I’m not adverse to creativity. Give me a computer or pen and paper, and thoughts flow. Writing is a form of imaginativeness I can enjoy. Words are tools that produce inventive pictures.
Hand me a paintbrush and a piece of pottery and I feel like a monkey being handed a violin and being told to play. Or like me being handed a violin and being told to play.
Not really my skill set.
But it doesn’t stop me from trying.
Our group of women spent yesterday morning at a pottery shop, where you pick a piece and paint it to your liking. I’ve done this before and am confronted with the same issue every time.
What in the dickens do I paint?
Not only what do I paint but why am I doing it? The last few pieces I’ve done are hidden under piles of stuff. Originally meant to contain stuff, each are now overwhelmed by said stuff. Why make another piece of pottery suffer when it could simply sit where it is, white and clean, on the shop shelf, waiting for someone who knows what they’re doing?
I decided to paint it for a friend who couldn’t be there. Done and gone.
I picked a plate. Plain, simple surface. How hard can it be to paint a plate?
Others began quickly, creating designs using stencils or freehand art because they’d had notion of what they wanted to do. Color schemes in their heads. A place where they’d put their piece in their homes.
A plan.
I’ve never resorted to Pinterest before for an idea for pottery. I didn’t want to recreate what had already been beautifully designed by another.
I caved. I looked. I copied.
It took longer than I’d thought. My hand began to cramp from holding the paint pen tightly. My edges were squiggly when I wanted them straight. The color blobbed when I wanted it smooth.
Oh, the frustrations of art.
What the women did was impressive. Beautiful pieces, from coasters to tea pots. From simple to fancy. Granted, some relied on Pinterest, like me. Others had wonderful ideas they’d crafted from a special memory or to remind them of a place they’d been.
We enjoyed this delightful camaraderie.Together in our creativity. Sharing with one another as we drew and painted. Conversation flowed effortlessly between the gifted and not so gifted. Everyone worked at making something. Every woman tried.
It didn’t matter how our pieces turned out. There was a sense of beauty in each of them. None were perfect. If we’d wanted perfect, we could purchase pots from a store, created in a factory, where every item was the same.
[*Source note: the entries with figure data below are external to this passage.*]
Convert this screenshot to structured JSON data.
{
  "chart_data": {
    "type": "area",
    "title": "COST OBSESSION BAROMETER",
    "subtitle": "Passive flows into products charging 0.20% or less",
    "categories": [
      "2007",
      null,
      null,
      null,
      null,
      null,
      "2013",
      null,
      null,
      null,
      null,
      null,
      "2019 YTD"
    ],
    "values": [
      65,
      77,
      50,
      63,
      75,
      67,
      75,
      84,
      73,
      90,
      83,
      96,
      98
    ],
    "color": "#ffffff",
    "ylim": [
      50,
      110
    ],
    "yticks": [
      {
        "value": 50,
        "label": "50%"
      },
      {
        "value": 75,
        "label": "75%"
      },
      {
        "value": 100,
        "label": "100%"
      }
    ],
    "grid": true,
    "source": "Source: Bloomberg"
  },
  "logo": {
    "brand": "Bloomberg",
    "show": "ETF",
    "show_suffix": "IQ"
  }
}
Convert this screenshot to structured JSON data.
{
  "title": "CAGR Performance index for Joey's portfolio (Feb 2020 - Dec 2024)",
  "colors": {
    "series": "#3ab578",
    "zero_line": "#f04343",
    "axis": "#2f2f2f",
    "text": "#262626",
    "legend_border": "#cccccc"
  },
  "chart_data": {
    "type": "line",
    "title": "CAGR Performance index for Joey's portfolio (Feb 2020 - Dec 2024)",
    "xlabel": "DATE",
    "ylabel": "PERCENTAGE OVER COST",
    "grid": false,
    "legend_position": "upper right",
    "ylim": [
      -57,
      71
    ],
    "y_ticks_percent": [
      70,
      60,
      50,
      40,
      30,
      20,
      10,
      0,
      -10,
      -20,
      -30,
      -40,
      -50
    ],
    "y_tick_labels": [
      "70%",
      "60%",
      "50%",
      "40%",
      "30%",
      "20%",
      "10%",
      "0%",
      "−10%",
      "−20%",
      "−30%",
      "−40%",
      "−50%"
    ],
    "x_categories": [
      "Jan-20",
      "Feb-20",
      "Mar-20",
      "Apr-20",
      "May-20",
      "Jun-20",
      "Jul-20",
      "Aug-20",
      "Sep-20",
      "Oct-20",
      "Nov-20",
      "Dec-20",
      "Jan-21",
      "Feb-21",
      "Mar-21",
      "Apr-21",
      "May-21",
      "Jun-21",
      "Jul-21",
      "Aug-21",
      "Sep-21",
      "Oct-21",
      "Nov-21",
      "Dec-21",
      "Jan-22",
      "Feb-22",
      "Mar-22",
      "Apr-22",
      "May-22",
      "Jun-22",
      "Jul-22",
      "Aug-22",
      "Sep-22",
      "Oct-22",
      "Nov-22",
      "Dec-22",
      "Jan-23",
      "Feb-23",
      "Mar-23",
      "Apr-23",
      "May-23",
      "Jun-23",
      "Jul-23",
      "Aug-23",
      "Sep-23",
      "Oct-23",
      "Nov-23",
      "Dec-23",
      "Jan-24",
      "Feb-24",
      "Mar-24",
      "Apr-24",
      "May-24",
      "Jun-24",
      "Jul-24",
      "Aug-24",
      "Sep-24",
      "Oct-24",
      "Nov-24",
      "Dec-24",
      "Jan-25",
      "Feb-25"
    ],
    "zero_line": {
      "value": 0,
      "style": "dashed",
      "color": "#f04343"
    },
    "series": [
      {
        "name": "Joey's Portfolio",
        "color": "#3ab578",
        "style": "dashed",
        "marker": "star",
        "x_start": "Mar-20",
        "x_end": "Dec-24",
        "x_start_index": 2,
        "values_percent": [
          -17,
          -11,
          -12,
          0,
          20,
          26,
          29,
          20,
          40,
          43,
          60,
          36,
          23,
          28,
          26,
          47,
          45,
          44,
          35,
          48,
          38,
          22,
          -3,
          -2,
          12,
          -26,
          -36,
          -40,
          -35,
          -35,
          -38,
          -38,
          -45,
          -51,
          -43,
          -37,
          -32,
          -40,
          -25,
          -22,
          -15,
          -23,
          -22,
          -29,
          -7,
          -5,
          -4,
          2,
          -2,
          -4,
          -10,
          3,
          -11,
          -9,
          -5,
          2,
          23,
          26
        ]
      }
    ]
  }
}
The beauty was in the little imperfections. The squiggly lines or blobbed paint. We shared in a time where we all participated. A common goal of creating a memory.
A community.
All different. All special. All a little imperfect.
God created us for community. Where we contribute, with a willingness to work together, encourage one another, treat each other with deference.
There’s a beautiful unity in community.
Even in its imperfections.
It’s something we can all get fired up about.